P109 tried to turn the auxiliary lower-bank response into a demand-visible frontend result.
The first target was plain S_FETCH demand fetch. That measured at 0 candidates in the BusyBox shell workload. The actual overlap was one state earlier: S_WB can drain a pending store-buffer word on the main lower-memory port while writeback prefetch is blocked on the instruction side.

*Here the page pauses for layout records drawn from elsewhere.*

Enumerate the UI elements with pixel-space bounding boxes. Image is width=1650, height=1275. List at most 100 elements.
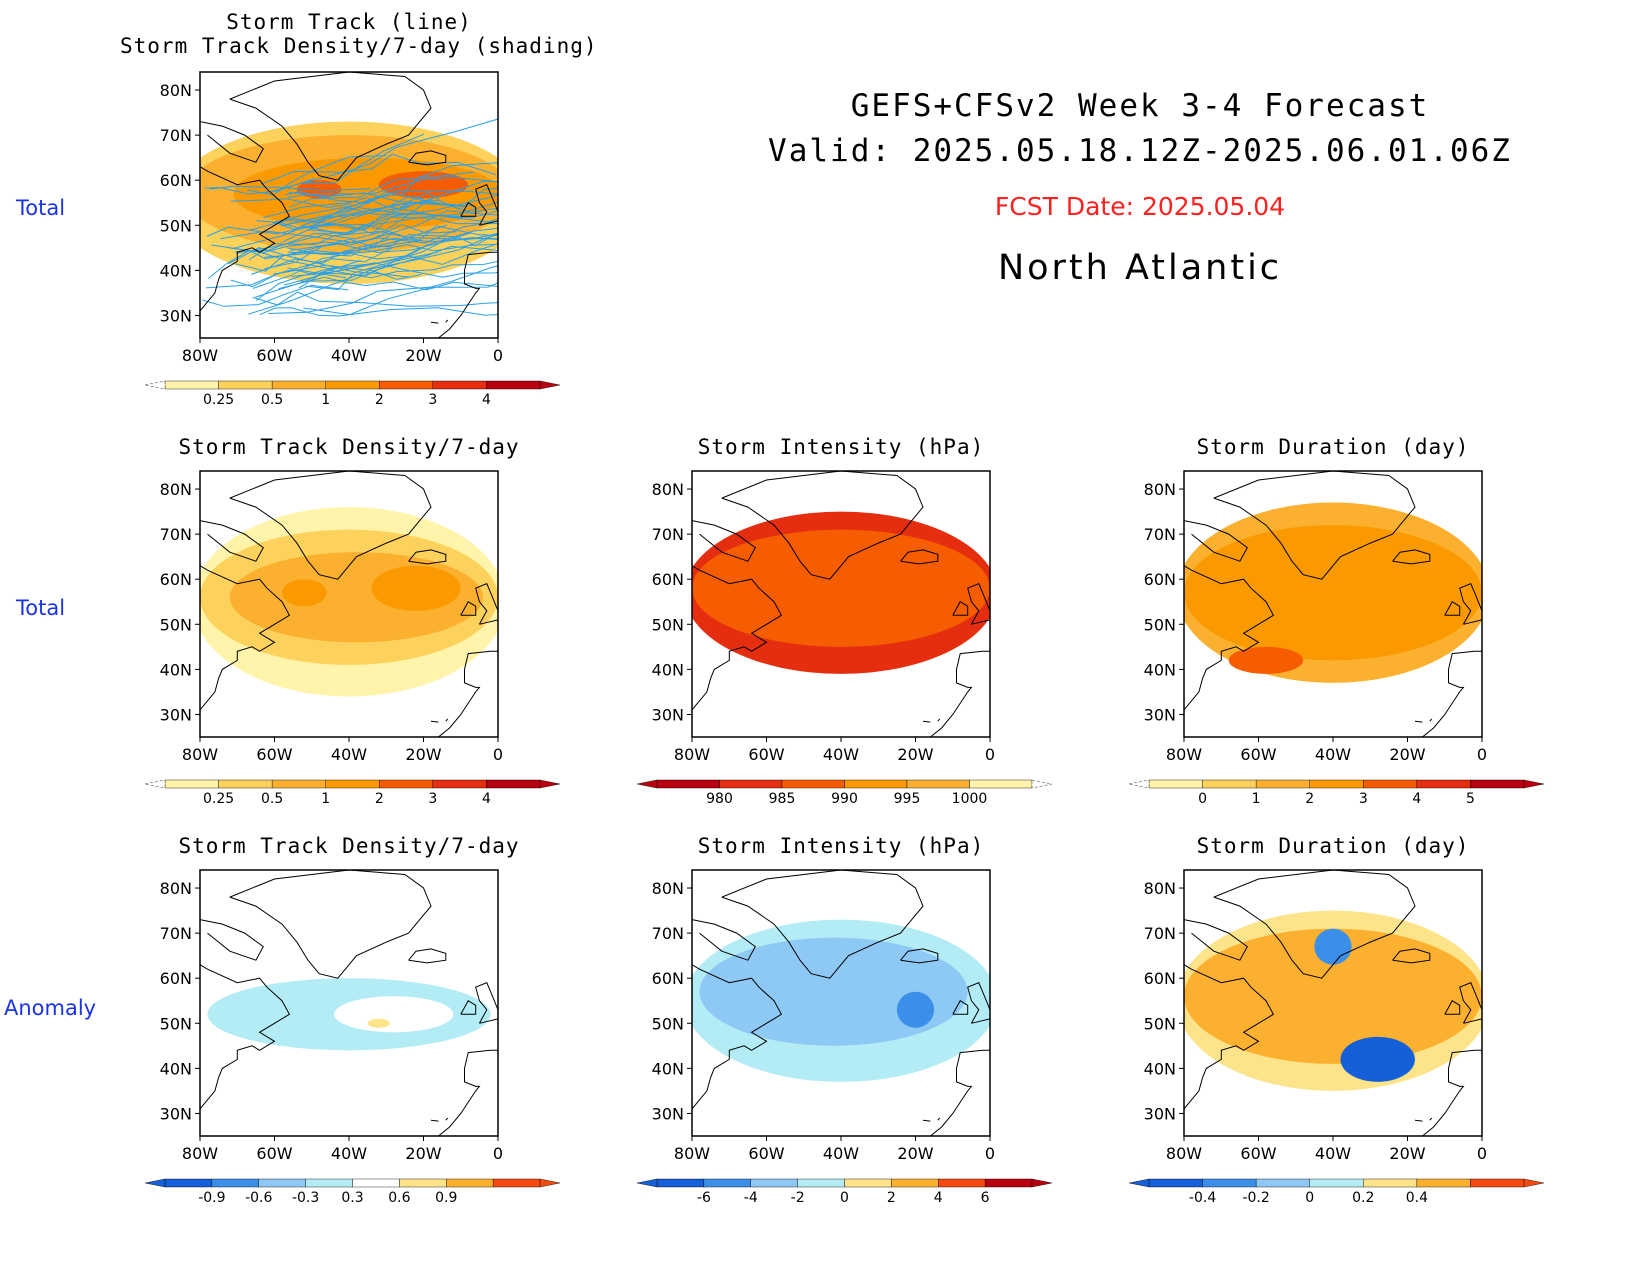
colorbar-segment (305, 1178, 353, 1188)
coastline (922, 1119, 931, 1122)
lon-tick-label: 20W (405, 745, 441, 764)
colorbar-label: -0.9 (198, 1190, 225, 1206)
colorbar-arrow-right (539, 380, 561, 390)
coastline (692, 520, 756, 562)
colorbar-arrow-left (144, 779, 166, 789)
colorbar-label: 5 (1466, 791, 1475, 807)
storm-track-line (235, 202, 425, 254)
colorbar-segment (399, 1178, 447, 1188)
coastline (438, 1049, 498, 1136)
colorbar-arrow-left (1128, 1178, 1150, 1188)
lat-tick-label: 40N (652, 1059, 684, 1078)
coastline (967, 982, 990, 1024)
colorbar-label: -2 (791, 1190, 805, 1206)
coastline (1414, 720, 1423, 723)
coastline (1184, 964, 1275, 1136)
lat-tick-label: 40N (652, 660, 684, 679)
colorbar-segment (1202, 779, 1257, 789)
lon-tick-label: 40W (823, 1144, 859, 1163)
coastline (1444, 999, 1461, 1015)
coastline (1459, 982, 1482, 1024)
lat-tick-label: 50N (652, 1014, 684, 1033)
storm-track-line (251, 232, 498, 275)
colorbar-segment (1363, 779, 1418, 789)
lat-tick-label: 40N (160, 261, 192, 280)
colorbar-arrow-left (144, 380, 166, 390)
colorbar-label: -0.4 (1189, 1190, 1216, 1206)
colorbar-label: -0.3 (292, 1190, 319, 1206)
density-region (378, 171, 469, 199)
lat-tick-label: 70N (1144, 924, 1176, 943)
coastline (445, 319, 449, 323)
lat-tick-label: 60N (1144, 969, 1176, 988)
lat-tick-label: 40N (160, 1059, 192, 1078)
lon-tick-label: 20W (405, 346, 441, 365)
storm-track-line (259, 307, 498, 317)
colorbar-segment (1416, 1178, 1471, 1188)
coastline (200, 964, 291, 1136)
density-region (692, 529, 990, 647)
colorbar-label: 1 (321, 392, 330, 408)
colorbar-segment (1202, 1178, 1257, 1188)
colorbar-label: 0.5 (261, 791, 283, 807)
storm-track-line (247, 269, 422, 315)
lat-tick-label: 50N (160, 216, 192, 235)
colorbar-segment (325, 779, 380, 789)
storm-track-line (298, 251, 438, 289)
colorbar-segment (379, 779, 434, 789)
colorbar-segment (656, 1178, 705, 1188)
lon-tick-label: 40W (331, 1144, 367, 1163)
lat-tick-label: 30N (160, 705, 192, 724)
coastline (200, 565, 291, 737)
coastline (930, 650, 990, 737)
colorbar-label: 0.2 (1352, 1190, 1374, 1206)
map-panel: 80N 70N 60N 50N 40N 30N 80W 60W 40W 20W 0 0.25 0.5 1 2… (144, 71, 561, 408)
colorbar-segment (1148, 1178, 1203, 1188)
storm-track-line (208, 224, 447, 279)
colorbar-label: 995 (894, 791, 921, 807)
storm-track-line (230, 198, 351, 209)
lon-tick-label: 0 (493, 1144, 503, 1163)
lon-tick-label: 0 (1477, 745, 1487, 764)
panel-title: Storm Duration (day) (1196, 834, 1470, 858)
lat-tick-label: 30N (652, 705, 684, 724)
storm-track-line (265, 118, 498, 194)
colorbar-label: 3 (428, 392, 437, 408)
coastline (1184, 520, 1248, 562)
storm-track-line (289, 236, 498, 253)
lat-tick-label: 70N (652, 525, 684, 544)
lat-tick-label: 30N (652, 1104, 684, 1123)
storm-track-line (264, 232, 498, 258)
coastline (930, 1049, 990, 1136)
lat-tick-label: 30N (1144, 1104, 1176, 1123)
colorbar-segment (719, 779, 783, 789)
density-region (1228, 646, 1304, 674)
colorbar-segment (325, 380, 380, 390)
storm-track-line (255, 260, 498, 298)
lon-tick-label: 60W (1240, 745, 1276, 764)
storm-track-line (309, 187, 498, 229)
coastline (200, 919, 264, 961)
colorbar-label: -6 (697, 1190, 711, 1206)
coastline (1414, 1119, 1423, 1122)
lon-tick-label: 40W (331, 346, 367, 365)
lon-tick-label: 80W (1166, 1144, 1202, 1163)
colorbar-label: 0.4 (1406, 1190, 1428, 1206)
lon-tick-label: 0 (493, 346, 503, 365)
lat-tick-label: 70N (160, 525, 192, 544)
row-label-total-2: Total (16, 596, 66, 620)
colorbar-segment (984, 1178, 1033, 1188)
density-region (896, 991, 935, 1028)
storm-track-line (278, 276, 498, 291)
panel-title: Storm Duration (day) (1196, 435, 1470, 459)
density-region (281, 579, 327, 607)
colorbar-arrow-left (636, 779, 658, 789)
coastline (1392, 549, 1431, 565)
colorbar-arrow-left (1128, 779, 1150, 789)
coastline (952, 999, 969, 1015)
colorbar-label: 0 (840, 1190, 849, 1206)
colorbar-segment (271, 380, 326, 390)
lon-tick-label: 0 (985, 745, 995, 764)
colorbar-segment (446, 1178, 494, 1188)
colorbar-label: 985 (769, 791, 796, 807)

The final RTL keeps the P108 I-cache fill and also decodes the auxiliary writeback-prefetch response immediately:
banked_aux_i_wb_pf_fill_fire
and mem_req_storebuf_for_idle
and mem_storebuf_grant
and mem_ready
and !mem_error
Result:
| metric | value |
|---|---|
| post-load cycles | 218,922,720 |
| shell-window cycles | 65,023,598 |
| retired instructions | 86,402,301 |
| CPI | 2.5338 |
| S_FETCH cycles | 7,627,570 |
| aux demand prefetch bypasses | 488,086 |
| shell-window aux demand prefetch bypasses | 327,181 |
| aux read errors | 0 |
Compared with P108, S_FETCH drops by 481,840 cycles and post-load time drops by 37,850 cycles. The shell window is 199,940 cycles slower in this run, so the honest conclusion is mixed: the microarchitectural bubble is gone, but the workload-level phase timing did not turn into a clean shell speedup.
The next step should be less one-off: add a tiny tagged auxiliary response slot with owner, physical word address, data, valid, and cancel. That should let the design stop threading every aux response through a different FSM special case.